IMG_2090Well, today, Monday, September 21, 2009, is the official date on which page 981, the last page, of Infinite Jest is to be read. And I have finished. It is the end of Infinite Summer.

I am shocked at how much I loved Infinite Jest. I’d thought it would be impossible to read, and I found it the opposite of that. I had assumed (for what reason I don’t know) that it would have no plot, which is false. The plot threads are intriguing and actually do push all those pages forward. Wallace’s sentences are amazing. His tone, as he exposes all the good and bad of the way we live, is not superior, but right in there with us. His characters are revealed through their flaws and quirks, and they are real and lovable.

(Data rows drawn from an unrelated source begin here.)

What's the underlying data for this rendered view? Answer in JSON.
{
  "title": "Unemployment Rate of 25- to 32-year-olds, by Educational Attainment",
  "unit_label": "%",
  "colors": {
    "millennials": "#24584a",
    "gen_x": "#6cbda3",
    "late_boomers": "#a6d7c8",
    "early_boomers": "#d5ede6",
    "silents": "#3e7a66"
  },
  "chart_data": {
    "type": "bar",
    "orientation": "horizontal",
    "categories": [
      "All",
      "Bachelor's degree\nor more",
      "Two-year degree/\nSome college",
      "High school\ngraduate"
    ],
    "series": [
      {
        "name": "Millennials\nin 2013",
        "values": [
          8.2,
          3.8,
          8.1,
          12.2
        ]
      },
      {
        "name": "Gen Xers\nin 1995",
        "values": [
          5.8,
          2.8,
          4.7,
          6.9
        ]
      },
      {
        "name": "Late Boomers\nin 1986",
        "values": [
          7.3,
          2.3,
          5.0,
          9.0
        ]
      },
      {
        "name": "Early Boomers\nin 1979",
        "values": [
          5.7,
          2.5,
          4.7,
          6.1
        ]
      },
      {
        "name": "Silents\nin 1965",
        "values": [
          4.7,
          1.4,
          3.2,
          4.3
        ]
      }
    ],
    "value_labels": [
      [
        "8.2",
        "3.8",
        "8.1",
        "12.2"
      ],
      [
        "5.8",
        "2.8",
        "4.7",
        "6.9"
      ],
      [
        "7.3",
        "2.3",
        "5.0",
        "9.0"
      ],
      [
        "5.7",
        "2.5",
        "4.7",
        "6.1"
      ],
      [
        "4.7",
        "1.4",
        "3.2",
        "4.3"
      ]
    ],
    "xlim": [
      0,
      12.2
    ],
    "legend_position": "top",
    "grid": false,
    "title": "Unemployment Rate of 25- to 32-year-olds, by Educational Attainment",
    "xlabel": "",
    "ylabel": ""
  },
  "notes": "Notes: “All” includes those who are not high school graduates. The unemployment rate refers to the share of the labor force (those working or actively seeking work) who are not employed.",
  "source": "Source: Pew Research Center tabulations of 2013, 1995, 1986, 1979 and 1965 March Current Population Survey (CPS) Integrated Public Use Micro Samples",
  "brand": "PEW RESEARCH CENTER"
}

For the whole summer, I happily floated along on a little bit of IJ a day. It’s a little weird to be finished. As Wendy Macleod wrote in The Rumpus:

Finishing a book is like ending a love affair; the longer it’s been a part of your life, the harder it is to close the covers and walk away. You regret the parts that you read too quickly. In your eagerness to tick off pages and find out what happened next you didn’t always appreciate the elegance of the prose. You envy the next reader, the one who gets to discover the book for the first time.

How to write about a book with that many pages? Greg Carlisle did it in 500 pages in his book, Elegant Complexity. And this week, in 5 posts rather than 500 pages, I will share with you a few of my favorite things about IJ, starting with this sentence from page 5:

IMG_2254My silent response to the expectant silence begins to affect the air of the room, the bits of dust and sportcoat-lint stirred around by the AC’s vents dancing jaggedly in the slanted plane of windowlight, the air over the table like the sparkling space just above a fresh-poured seltzer.

A sentence as lyrical and lovely as it is true. We have all been in exactly that moment before, watching the bits of dust dance in the sunlight.